If you need to use gutenberg meta information and get filtered texts for your project, fast, reliable, without overloading gutenberg servers: try GutenbergPy.
Check the usage by reading the Github page
Install the pypi package:
pip install gutenbergpy
Or if you are feeling adventurous you can install from source:
git clone https://github.com/raduangelescu/gutenbergpy
python setup.py install
Why did you do it?
I decided to continue improving artisticmachine42 quote capabilities. As I said in a [previous article]https://raduangelescu.com/post/artisticmachine42/, Started doing a simple reverse index for fast text searching -> wrote a library to help me scavenge for big-data from the gutenberg site.
Writing something like a reverse index, implies testing it on big data (in my case a lot of books). My go-to data source for my quote extraction was Gutenberg (great initiative, I am a big fan).

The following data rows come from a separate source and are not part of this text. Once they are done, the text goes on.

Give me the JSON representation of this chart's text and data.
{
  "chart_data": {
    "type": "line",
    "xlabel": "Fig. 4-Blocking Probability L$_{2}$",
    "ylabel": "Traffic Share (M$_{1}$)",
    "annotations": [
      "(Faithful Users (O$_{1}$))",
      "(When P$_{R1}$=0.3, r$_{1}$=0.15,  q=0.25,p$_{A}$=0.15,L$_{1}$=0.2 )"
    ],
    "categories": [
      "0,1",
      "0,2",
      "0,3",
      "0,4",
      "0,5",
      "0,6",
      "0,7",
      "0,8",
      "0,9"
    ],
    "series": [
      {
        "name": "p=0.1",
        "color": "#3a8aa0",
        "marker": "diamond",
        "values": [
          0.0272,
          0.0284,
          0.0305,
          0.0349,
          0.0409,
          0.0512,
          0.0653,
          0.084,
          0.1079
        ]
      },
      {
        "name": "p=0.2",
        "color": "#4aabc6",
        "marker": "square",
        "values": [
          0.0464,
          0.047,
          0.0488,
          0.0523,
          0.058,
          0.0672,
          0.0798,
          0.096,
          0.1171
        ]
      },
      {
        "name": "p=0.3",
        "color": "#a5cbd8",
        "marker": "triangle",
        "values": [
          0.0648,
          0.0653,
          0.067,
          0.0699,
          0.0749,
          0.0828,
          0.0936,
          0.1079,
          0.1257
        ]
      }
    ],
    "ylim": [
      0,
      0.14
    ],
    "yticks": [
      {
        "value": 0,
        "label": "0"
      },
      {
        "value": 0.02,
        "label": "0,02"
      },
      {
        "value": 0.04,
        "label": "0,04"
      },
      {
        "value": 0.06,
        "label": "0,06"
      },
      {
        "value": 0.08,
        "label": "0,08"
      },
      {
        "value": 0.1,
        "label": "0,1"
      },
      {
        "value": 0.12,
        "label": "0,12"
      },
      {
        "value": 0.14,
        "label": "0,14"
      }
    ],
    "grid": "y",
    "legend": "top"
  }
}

List of linked facts that made me do it :)
-
Searched the web for a good Python library for Gutenberg and found: this
-
Tried using the sqlite interface (great sqlite fan here :) ) after about 1 day + 1 night of running -> it still didn’t populate the cache.
-
Thought the sqlite cache feature was added later so it must be still in development -> used the bsd db cache -> took around 5 hours to populate (on a really good pc with a really good internet connection) and 2 GB of hdd space
-
I then proceeded to query all the books that are from a certain category with a certain language -> it failed.
-
Reported bug to developer
-
Read “the maintainer wanted to no longer maintain the project” -> thought it will never get fixed unless I do something about it
-
Downloaded the repository and started debugging -> saw nasty stuff, the cache base needed to be rewritten (in my opinion)
-
I decided to write my own and publish for everyone to use -> help the open source community
-
Wrote it -> published.
-
Published GutenbergPy -> maintainer of old library said he fixed the query bug :) (didn’t test it yet)
What about the other promised articles?
I had some crunch time at work so I didn’t have the time to write the other (bigger) articles on my site, but rest easy:
-
The gabor feature generation code is ready (writing a CUDA port). I didn’t forget, the article is coming soon :) .
-
The reverse index code is also ready so an article about that will also be coming soon. :)